TWIST is a transcription factor with a pivotal role in EMT induction, both in normal and cancer cells [38]. The expression of TWIST in breast tumors has been correlated to increased metastatic potential and poor survival [19]. In the present study, we further analyzed the subcellular localization of TWIST on CTCs, since efficient nuclear localization is essential for a protein to operate as an activator and/or repressor of transcription of target genes [39]. Furthermore, Yuen et al. showed that nuclear TWIST localization predicted the metastatic potential of prostate tumors [40], whereas in esophageal squamous cell carcinoma, it was associated with lymph node metastasis [41]. The data presented in the current study are in agreement with our previously reported results showing that TWIST is expressed in the majority of CTCs derived from patients with breast cancer [22]. Here we further show that CTCs present a differential TWIST subcellular localization pattern. In addition, we demonstrate that TWISTnuc CTCs were more frequently detected in metastatic patients, while in early disease TWISTcyt/neg CTCs were mainly observed. This observation suggests that TWIST localization may be related with functional cellular properties during the different stages of the disease. It could be hypothesized that TWISTnuc CTCs are undergoing EMT and selected during disease progression. In accordance, a recent study showed that CTCs of breast cancer patients exhibit dynamic changes in epithelial and mesenchymal composition and that the presence of CTCs in EMT state was associated with disease progression [42].

Previous studies have also reported the expression of ALDH1 and TWIST on CTCs of early and metastatic breast cancer patients [27, 43], though at a lower frequency.
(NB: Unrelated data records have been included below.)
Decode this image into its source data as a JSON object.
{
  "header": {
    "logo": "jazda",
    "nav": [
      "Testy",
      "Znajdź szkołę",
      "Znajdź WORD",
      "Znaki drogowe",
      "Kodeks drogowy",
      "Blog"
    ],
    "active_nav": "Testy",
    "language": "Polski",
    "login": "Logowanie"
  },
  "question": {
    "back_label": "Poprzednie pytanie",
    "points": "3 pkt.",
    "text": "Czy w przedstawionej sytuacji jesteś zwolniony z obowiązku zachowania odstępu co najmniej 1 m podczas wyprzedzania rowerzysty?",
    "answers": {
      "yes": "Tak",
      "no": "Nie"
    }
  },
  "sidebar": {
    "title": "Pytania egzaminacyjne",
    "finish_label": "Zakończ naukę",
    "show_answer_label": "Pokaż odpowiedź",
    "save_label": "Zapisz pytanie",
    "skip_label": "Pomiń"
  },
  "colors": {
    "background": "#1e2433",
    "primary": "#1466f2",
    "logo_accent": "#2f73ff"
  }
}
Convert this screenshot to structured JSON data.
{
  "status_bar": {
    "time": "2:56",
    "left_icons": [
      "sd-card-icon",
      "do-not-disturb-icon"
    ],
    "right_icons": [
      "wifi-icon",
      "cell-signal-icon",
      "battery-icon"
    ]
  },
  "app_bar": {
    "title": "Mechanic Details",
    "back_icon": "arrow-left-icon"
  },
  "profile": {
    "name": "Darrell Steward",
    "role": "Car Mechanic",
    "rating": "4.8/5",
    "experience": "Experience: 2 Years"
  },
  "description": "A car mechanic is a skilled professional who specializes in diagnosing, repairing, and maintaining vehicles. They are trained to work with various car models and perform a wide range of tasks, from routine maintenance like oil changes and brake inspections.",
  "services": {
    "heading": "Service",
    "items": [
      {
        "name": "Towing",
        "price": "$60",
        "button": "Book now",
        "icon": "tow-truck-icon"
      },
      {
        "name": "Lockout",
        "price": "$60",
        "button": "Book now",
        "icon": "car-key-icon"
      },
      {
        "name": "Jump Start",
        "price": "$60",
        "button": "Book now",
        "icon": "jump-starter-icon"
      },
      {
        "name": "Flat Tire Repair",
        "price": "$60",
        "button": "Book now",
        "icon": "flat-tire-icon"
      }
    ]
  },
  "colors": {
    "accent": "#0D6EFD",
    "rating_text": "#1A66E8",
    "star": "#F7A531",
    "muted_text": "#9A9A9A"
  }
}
This could be attributed to methodological differences, since the AdnaTest used in these studies analyzes mRNA expression in CTC-positive blood samples, whereas in the current assay protein expression on single CTCs is evaluated.
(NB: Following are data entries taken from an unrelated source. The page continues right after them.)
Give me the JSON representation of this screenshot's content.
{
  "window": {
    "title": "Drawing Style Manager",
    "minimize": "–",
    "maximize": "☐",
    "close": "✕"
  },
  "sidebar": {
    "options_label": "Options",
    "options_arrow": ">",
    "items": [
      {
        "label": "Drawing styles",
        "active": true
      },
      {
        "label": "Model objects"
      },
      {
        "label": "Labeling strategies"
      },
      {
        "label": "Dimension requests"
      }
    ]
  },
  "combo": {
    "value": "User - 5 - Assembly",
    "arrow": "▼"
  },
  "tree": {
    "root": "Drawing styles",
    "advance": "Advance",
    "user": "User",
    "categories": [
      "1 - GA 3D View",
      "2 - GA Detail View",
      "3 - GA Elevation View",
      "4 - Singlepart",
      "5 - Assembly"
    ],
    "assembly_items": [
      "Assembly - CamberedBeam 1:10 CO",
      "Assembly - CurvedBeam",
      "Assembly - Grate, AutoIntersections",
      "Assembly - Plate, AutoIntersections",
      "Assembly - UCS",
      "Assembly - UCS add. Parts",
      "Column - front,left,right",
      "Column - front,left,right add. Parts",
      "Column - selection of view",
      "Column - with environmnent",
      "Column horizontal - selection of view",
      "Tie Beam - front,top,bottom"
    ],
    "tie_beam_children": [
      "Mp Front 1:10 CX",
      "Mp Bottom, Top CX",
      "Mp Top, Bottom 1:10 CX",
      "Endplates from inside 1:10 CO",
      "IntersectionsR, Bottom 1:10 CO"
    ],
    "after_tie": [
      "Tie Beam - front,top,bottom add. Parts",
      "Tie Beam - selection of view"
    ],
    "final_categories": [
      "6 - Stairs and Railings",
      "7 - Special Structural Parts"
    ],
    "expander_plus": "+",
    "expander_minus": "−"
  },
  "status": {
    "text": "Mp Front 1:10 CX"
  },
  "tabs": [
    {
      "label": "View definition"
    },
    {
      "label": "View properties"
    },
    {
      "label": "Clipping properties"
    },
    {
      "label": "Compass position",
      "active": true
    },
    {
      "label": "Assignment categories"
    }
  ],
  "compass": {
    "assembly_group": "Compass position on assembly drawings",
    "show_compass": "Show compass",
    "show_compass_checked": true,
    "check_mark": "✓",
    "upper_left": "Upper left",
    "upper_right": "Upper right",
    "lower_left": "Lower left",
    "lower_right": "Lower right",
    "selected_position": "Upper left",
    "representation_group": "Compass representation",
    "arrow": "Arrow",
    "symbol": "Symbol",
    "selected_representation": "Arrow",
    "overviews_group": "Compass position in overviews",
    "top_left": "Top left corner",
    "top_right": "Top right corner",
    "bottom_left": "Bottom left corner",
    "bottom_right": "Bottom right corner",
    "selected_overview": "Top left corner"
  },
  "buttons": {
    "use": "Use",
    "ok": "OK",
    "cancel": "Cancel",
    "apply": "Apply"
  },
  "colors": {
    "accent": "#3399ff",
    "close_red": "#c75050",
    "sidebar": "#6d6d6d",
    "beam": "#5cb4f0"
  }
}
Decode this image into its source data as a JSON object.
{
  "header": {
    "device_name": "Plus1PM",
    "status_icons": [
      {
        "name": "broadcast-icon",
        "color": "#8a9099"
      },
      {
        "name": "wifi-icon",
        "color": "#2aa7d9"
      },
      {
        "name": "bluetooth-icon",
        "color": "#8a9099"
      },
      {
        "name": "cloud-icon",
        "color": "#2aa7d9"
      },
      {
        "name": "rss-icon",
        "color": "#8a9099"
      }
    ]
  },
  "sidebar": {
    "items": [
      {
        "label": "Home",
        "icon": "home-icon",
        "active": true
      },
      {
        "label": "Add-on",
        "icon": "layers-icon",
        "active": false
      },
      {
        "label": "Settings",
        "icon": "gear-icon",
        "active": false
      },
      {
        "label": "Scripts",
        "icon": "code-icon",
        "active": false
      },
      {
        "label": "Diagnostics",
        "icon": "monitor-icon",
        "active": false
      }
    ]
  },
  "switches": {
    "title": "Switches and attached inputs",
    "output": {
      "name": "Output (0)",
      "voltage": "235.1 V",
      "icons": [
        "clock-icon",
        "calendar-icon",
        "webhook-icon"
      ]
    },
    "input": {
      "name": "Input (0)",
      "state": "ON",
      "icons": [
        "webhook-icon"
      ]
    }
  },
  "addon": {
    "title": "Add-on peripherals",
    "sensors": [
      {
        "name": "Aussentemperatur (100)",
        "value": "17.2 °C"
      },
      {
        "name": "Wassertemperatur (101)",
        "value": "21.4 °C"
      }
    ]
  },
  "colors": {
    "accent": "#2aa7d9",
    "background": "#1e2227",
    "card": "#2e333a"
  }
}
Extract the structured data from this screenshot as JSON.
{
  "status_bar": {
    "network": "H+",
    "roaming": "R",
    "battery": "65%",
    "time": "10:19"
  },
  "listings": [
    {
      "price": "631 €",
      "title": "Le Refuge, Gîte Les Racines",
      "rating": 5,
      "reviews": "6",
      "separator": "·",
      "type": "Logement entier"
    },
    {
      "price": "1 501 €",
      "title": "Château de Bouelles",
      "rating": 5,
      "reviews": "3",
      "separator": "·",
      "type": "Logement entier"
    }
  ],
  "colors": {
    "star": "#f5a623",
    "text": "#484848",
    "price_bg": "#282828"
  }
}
Using the present assay, four different CTC phenotypes were identified according to the simultaneous evaluation of both markers. An interesting finding was the considerable inter- and intra-patient heterogeneity regarding the frequency of distinct CTC subpopulations either in the early or the metastatic disease setting. Moreover, a differential distribution of phenotypes was evident comparing the two groups of patients; ALDH1high/TWISTnuc CTCs were more prominent among metastatic patients, whereas the ALDH1low/neg/TWISTcyt/neg phenotype predominated in patients with early disease. The finding that ALDH1high and TWISTnuc phenotypes were mainly co-expressed in the same CTC, as well as their positive correlation shown in metastatic disease, further supports the hypothesis of a link between stemness and EMT characteristics on cancer cells. [44, 45]. This is also in agreement with recent studies showing that overexpression of TWIST induces ALDH1 expression in cell lines [46, 47].
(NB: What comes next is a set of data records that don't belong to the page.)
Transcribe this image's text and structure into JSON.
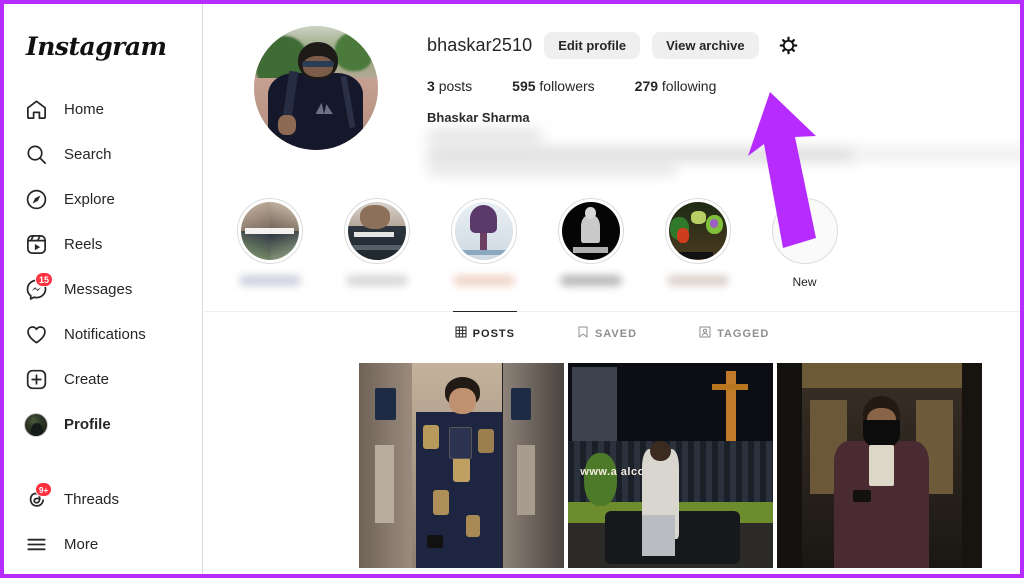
{
  "app": {
    "brand": "Instagram"
  },
  "sidebar": {
    "items": [
      {
        "label": "Home",
        "icon": "home-icon",
        "badge": null,
        "active": false
      },
      {
        "label": "Search",
        "icon": "search-icon",
        "badge": null,
        "active": false
      },
      {
        "label": "Explore",
        "icon": "compass-icon",
        "badge": null,
        "active": false
      },
      {
        "label": "Reels",
        "icon": "reels-icon",
        "badge": null,
        "active": false
      },
      {
        "label": "Messages",
        "icon": "messenger-icon",
        "badge": "15",
        "active": false
      },
      {
        "label": "Notifications",
        "icon": "heart-icon",
        "badge": null,
        "active": false
      },
      {
        "label": "Create",
        "icon": "plus-square-icon",
        "badge": null,
        "active": false
      },
      {
        "label": "Profile",
        "icon": "profile-avatar-icon",
        "badge": null,
        "active": true
      }
    ],
    "footer_items": [
      {
        "label": "Threads",
        "icon": "threads-icon",
        "badge": "9+"
      },
      {
        "label": "More",
        "icon": "hamburger-menu-icon",
        "badge": null
      }
    ]
  },
  "profile": {
    "username": "bhaskar2510",
    "edit_profile_label": "Edit profile",
    "view_archive_label": "View archive",
    "settings_icon": "gear-icon",
    "stats": [
      {
        "value": "3",
        "label": "posts"
      },
      {
        "value": "595",
        "label": "followers"
      },
      {
        "value": "279",
        "label": "following"
      }
    ],
    "full_name": "Bhaskar Sharma",
    "bio_redacted": true
  },
  "highlights": {
    "items": [
      {
        "label_redacted": true,
        "style": "h1"
      },
      {
        "label_redacted": true,
        "style": "h2"
      },
      {
        "label_redacted": true,
        "style": "h3"
      },
      {
        "label_redacted": true,
        "style": "h4"
      },
      {
        "label_redacted": true,
        "style": "h5"
      }
    ],
    "new_label": "New",
    "new_icon": "plus-icon"
  },
  "tabs": [
    {
      "label": "POSTS",
      "icon": "grid-icon",
      "active": true
    },
    {
      "label": "SAVED",
      "icon": "bookmark-icon",
      "active": false
    },
    {
      "label": "TAGGED",
      "icon": "tagged-icon",
      "active": false
    }
  ],
  "posts": [
    {
      "style": "p1",
      "caption_text": ""
    },
    {
      "style": "p2",
      "caption_text": "www.a  alco.com"
    },
    {
      "style": "p3",
      "caption_text": ""
    }
  ],
  "annotation": {
    "type": "arrow",
    "color": "#b62cff",
    "points_to": "279 following"
  },
  "colors": {
    "accent": "#b62cff",
    "badge": "#ff3040",
    "text": "#262626",
    "muted": "#8e8e8e",
    "pill_bg": "#efefef"
  }
}
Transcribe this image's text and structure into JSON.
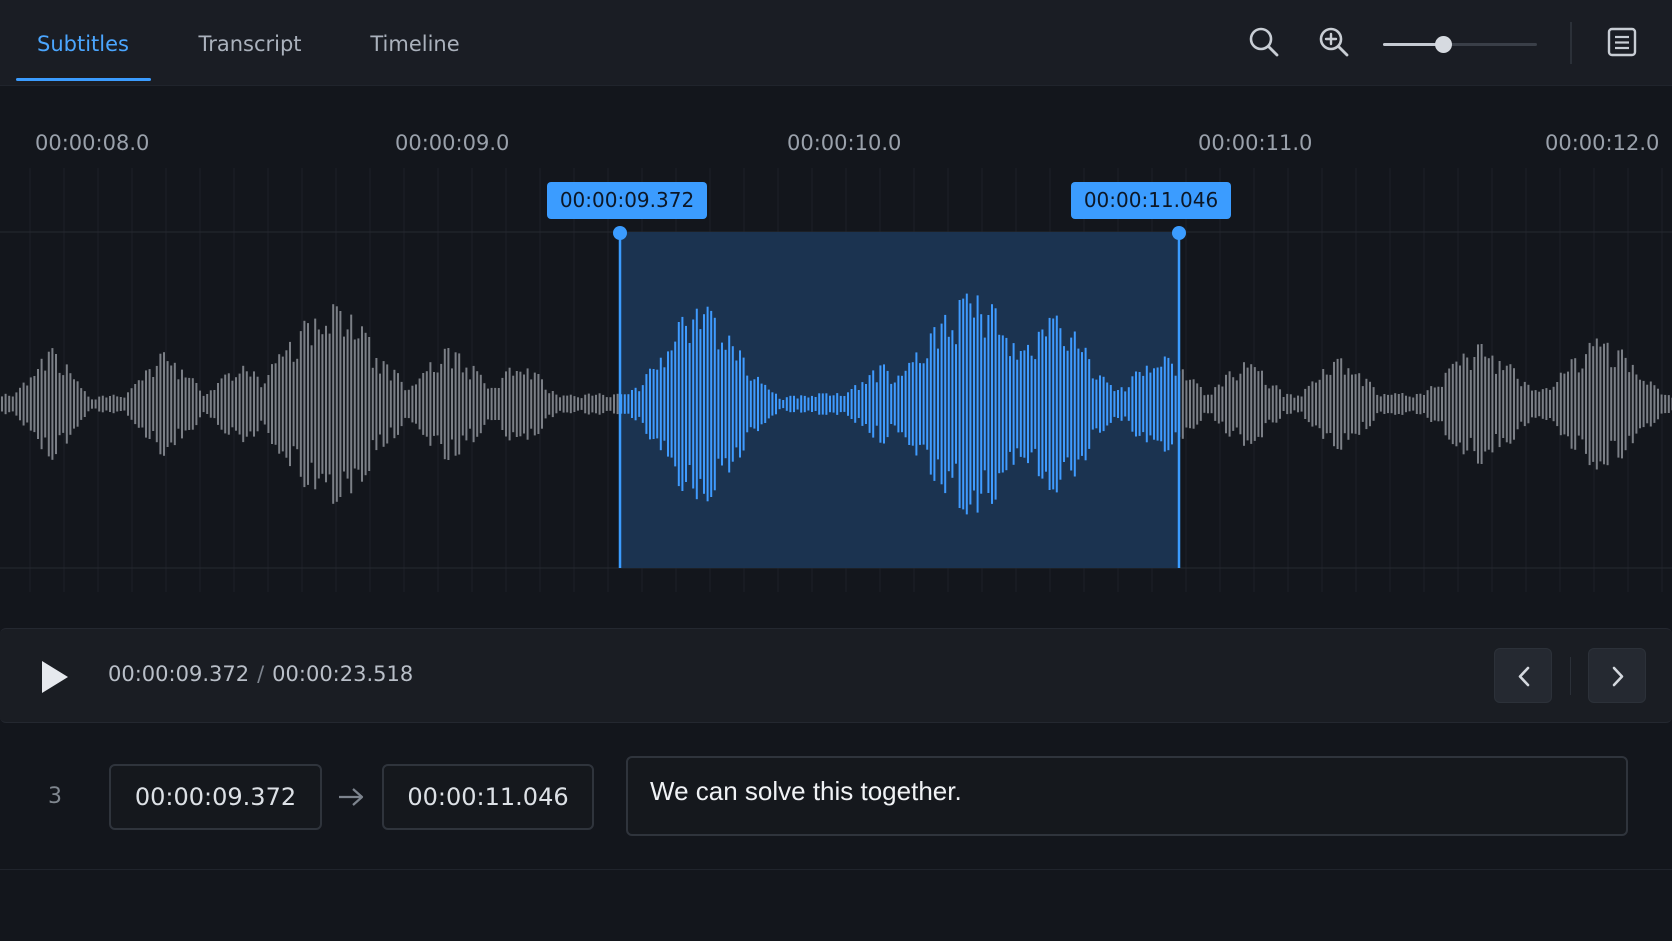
{
  "tabs": [
    {
      "label": "Subtitles",
      "active": true
    },
    {
      "label": "Transcript",
      "active": false
    },
    {
      "label": "Timeline",
      "active": false
    }
  ],
  "toolbar": {
    "icons": [
      "search-icon",
      "zoom-in-icon",
      "list-icon"
    ],
    "zoom_level": 0.39
  },
  "timeline": {
    "ruler": [
      "00:00:08.0",
      "00:00:09.0",
      "00:00:10.0",
      "00:00:11.0",
      "00:00:12.0"
    ],
    "selection": {
      "start": "00:00:09.372",
      "end": "00:00:11.046"
    }
  },
  "transport": {
    "current_time": "00:00:09.372",
    "separator": "/",
    "total_time": "00:00:23.518"
  },
  "subtitle": {
    "index": "3",
    "start": "00:00:09.372",
    "end": "00:00:11.046",
    "text": "We can solve this together."
  },
  "colors": {
    "accent": "#3b9cff",
    "waveform_inactive": "#7b7f86",
    "waveform_active": "#3f9bff",
    "selection_fill": "#1b3350",
    "background": "#13161c"
  }
}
In the current study, CTCs bearing high ALDH1 expression, along with nuclear TWIST localization, are not proven to be cancer stem cells undergoing EMT. Further experiments with functional assays would be required to validate their stemness and EMT properties. Nevertheless, this is beyond the scope of the current report which aimed in the evaluation of previously suggested stemness and EMT markers on single CTCs. The higher prevalence of these markers in metastatic breast cancer patients suggests that they could possibly distinguish a subpopulation of CTCs with aggressive biological properties. Therefore, phenotypic characterization of CTCs according to the expression of ALDH1 and TWIST merits further evaluation in a larger cohort of patients, in order to investigate the clinical significance of the above findings.

Conclusions

The current study provides a new methodology for the evaluation of ALDH1 and TWIST co-expression on single CTCs of patients with breast cancer. Using this assay, distinct CTC phenotypes, according to ALDH1 expression levels and TWIST subcellular localization, were designated in patients with early and metastatic breast cancer. The higher incidence of CTCs bearing putative stem cell and EMT traits in metastatic disease, suggests that these characteristics may prevail on CTCs during disease progression. A correlation between stemness and EMT features was further confirmed on single CTCs.